The SCDF team was the first runner-up in the EMS Asia contest in Davao City in the Philippines, winning US$400 (S$545) and two pieces of spinal immobilisation equipment. It lost to the team from the host country.
The SCDF team told The Straits Times yesterday that the competition, organised by the Asian Association for Emergency Medical Services, had been a good learning experience.
It was the first time Singapore had entered the event and the team's leader, Staff Sergeant Jennifer Lee, 33, said: "It is good to open up to others to understand the difficulties in their country. We all learnt that knowledge has to be shared to progress."
She added that in Singapore, hospitals are located in areas that are accessible to the public, whereas emergency services in other countries can take longer to reach rural areas.
The contest from June 16 to 19 tested teams on their ability to manage patients and situations in pre-hospital settings. But some of the Singapore team members also had their own problems to overcome.
The team's trainer, Second Warrant Officer Kamsani A. Hamid, said the group only had three weeks to prepare and it was a struggle to get all the members together as they worked different 12-hour shifts.
Staff Sergeant Jackson Lee had a high fever on the second day of the competition but still managed to take part. The 27-year-old said: "I thought of the time and effort we put into this... and I didn't want to let my teammates down."
For Staff Sergeant Parminder Kaur, 39, a paramedic for 18 years, it was her first work trip away from her husband and two children.

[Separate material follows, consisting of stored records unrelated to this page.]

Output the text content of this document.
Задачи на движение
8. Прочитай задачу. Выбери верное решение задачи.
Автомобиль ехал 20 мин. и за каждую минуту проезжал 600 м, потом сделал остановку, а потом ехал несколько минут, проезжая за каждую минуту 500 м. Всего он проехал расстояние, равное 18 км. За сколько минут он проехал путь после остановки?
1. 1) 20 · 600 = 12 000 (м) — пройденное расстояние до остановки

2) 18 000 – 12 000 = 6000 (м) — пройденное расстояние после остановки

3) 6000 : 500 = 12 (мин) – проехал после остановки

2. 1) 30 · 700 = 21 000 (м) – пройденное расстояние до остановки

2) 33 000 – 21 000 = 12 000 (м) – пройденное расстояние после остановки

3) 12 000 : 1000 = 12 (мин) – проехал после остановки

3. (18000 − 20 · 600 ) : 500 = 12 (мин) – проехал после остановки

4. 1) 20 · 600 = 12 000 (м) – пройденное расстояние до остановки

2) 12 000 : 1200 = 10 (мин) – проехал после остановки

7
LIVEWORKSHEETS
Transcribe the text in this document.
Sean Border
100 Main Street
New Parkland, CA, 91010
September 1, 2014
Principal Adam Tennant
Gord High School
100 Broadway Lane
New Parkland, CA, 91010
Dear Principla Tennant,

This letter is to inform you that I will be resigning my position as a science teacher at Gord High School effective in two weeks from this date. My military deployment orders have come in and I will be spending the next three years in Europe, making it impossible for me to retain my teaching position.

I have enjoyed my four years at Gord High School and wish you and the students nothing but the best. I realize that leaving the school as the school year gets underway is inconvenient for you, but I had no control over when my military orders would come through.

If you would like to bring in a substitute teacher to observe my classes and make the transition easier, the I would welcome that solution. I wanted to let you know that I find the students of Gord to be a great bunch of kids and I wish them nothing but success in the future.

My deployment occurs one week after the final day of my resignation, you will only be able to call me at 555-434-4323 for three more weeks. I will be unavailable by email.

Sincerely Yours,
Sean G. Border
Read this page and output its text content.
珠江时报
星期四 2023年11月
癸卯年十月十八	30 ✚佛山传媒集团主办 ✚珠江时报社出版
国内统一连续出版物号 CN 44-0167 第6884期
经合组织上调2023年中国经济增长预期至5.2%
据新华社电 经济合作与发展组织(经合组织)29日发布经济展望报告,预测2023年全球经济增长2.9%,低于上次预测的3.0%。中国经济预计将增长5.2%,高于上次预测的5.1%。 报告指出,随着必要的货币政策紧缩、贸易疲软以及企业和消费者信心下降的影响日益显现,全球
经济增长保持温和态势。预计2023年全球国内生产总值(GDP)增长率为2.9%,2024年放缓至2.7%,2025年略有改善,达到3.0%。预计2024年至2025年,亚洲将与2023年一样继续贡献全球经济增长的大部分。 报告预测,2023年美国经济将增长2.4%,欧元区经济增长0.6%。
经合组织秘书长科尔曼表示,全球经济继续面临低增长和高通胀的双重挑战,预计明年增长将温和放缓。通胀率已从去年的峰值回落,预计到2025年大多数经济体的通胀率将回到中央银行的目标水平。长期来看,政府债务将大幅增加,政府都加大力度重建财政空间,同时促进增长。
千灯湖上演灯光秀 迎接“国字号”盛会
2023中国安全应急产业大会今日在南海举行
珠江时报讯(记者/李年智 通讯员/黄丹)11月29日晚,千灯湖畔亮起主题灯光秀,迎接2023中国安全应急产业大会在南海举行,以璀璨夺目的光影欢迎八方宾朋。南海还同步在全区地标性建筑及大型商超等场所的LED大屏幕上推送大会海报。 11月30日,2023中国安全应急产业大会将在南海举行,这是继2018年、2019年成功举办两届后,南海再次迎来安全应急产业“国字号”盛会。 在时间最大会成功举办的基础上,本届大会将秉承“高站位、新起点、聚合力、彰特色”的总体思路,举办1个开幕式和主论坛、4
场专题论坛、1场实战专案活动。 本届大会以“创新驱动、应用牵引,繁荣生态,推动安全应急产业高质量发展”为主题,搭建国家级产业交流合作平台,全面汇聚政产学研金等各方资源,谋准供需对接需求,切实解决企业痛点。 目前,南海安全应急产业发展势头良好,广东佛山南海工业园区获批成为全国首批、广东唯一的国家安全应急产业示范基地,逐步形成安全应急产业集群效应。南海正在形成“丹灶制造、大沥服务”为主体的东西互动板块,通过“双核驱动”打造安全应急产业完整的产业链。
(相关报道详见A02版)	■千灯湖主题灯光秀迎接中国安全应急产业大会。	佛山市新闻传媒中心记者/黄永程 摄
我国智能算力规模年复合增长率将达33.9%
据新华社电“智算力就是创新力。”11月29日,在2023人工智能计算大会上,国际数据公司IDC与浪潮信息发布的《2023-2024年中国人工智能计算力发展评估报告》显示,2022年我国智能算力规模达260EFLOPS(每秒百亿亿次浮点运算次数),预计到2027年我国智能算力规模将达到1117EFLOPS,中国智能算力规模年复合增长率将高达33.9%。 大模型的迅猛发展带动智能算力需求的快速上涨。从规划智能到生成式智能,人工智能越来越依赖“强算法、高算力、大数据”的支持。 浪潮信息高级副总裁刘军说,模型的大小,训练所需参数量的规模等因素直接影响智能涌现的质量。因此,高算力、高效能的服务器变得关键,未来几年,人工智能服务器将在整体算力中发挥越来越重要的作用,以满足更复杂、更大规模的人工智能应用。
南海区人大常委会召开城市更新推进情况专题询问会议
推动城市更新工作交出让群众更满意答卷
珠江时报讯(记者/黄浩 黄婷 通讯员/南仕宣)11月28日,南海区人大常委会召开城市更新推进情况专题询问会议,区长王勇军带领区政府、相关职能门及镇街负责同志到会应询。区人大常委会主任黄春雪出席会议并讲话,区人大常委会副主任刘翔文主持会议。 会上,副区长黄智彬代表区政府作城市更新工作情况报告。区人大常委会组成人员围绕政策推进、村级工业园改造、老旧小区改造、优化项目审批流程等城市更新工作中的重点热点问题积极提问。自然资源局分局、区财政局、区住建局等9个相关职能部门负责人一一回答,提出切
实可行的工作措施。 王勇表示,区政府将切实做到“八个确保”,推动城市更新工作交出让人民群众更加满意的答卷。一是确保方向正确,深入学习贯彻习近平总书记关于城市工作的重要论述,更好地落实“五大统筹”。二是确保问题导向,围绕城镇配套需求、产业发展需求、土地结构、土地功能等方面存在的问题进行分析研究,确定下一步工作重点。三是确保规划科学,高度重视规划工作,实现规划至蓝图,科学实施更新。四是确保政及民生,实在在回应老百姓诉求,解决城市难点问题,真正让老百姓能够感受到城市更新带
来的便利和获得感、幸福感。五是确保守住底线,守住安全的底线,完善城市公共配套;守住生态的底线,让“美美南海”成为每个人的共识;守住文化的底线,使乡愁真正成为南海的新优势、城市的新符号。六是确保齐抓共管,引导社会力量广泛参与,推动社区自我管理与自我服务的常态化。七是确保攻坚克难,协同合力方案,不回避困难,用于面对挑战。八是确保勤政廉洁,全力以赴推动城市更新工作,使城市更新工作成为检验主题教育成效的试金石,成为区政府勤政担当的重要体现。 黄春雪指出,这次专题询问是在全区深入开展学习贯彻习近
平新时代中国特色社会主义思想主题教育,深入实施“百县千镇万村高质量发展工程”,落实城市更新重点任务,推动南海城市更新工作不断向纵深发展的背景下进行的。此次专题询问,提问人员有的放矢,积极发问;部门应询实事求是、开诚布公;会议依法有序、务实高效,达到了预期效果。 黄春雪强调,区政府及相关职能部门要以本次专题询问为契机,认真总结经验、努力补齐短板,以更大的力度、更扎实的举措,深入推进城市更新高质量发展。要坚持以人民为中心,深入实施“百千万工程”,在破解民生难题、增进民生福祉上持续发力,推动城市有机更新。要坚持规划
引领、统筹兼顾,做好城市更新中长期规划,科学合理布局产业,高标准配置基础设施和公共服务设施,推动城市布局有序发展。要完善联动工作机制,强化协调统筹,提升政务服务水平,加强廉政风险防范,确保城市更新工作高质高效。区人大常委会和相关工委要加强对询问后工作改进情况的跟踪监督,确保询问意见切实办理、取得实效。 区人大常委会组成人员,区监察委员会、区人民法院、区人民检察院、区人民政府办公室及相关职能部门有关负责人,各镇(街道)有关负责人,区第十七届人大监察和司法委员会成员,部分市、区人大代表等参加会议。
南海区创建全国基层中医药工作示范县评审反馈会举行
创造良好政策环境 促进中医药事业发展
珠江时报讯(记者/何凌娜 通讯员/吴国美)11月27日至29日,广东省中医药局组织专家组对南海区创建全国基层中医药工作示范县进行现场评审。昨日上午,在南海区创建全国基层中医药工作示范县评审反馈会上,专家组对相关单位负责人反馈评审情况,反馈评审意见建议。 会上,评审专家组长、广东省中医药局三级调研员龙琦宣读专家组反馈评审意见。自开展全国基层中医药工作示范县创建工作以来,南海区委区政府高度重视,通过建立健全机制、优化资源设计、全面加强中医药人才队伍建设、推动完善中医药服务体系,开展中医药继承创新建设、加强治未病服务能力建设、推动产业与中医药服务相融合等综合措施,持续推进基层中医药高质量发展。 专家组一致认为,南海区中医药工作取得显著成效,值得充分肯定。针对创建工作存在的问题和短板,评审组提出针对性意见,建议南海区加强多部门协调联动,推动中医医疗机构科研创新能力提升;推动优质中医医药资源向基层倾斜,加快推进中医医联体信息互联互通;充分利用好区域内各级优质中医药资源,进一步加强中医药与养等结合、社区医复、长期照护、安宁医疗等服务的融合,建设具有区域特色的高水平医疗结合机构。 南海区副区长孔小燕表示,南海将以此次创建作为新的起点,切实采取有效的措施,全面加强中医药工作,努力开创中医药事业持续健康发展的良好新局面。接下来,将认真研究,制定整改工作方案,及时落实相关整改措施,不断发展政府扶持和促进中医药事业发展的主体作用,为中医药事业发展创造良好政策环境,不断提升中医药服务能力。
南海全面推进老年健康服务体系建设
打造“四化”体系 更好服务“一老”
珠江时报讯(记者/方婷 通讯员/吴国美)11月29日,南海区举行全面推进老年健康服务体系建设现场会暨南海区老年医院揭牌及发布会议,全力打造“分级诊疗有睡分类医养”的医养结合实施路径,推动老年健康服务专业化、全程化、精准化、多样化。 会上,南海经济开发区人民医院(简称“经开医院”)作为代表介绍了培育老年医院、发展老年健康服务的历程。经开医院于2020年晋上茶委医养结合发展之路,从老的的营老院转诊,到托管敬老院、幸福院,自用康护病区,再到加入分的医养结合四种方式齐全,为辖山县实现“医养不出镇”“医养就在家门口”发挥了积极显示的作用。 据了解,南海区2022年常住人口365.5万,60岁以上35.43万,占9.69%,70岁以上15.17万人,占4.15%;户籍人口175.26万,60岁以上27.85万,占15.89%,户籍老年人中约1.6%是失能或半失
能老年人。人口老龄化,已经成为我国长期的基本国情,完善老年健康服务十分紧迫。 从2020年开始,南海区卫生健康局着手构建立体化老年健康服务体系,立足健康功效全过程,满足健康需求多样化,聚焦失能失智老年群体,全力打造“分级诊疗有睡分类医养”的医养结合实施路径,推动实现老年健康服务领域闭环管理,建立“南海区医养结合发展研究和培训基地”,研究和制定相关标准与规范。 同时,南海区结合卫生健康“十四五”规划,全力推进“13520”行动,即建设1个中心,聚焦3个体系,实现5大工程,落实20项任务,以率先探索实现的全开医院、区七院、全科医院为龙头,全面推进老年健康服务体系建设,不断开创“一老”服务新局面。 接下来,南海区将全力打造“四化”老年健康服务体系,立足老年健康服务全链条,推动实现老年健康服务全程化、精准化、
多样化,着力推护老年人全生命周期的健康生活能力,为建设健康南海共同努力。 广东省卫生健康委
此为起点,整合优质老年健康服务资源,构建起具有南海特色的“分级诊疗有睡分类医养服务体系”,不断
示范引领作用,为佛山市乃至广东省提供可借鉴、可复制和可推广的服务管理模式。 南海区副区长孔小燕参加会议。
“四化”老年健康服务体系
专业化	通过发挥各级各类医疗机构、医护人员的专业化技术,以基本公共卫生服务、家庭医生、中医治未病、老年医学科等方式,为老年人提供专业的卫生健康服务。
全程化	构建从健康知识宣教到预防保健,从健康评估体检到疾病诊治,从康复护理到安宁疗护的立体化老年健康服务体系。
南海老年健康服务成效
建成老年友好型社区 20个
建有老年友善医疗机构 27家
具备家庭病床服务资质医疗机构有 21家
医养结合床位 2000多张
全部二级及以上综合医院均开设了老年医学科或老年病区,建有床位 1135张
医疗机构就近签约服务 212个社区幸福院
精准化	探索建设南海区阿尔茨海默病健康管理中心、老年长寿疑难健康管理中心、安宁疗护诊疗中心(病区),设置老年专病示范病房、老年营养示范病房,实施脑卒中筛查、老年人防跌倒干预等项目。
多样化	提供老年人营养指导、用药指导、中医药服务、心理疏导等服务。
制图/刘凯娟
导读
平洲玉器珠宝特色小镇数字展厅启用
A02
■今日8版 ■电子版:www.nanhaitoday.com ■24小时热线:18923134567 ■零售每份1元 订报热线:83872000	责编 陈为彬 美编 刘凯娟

She said: "The team took really good care of me and I didn't feel homesick at all."
The SCDF has around 250 paramedics, some of whom are selected to take part in the annual Singapore-Global Firefighter and Paramedics Challenge to sharpen their rescue techniques.
Correction note: An earlier version of this story spelt Colonel (Dr) Ng Yih Yng's name incorrectly in the photo caption. We are sorry for the error.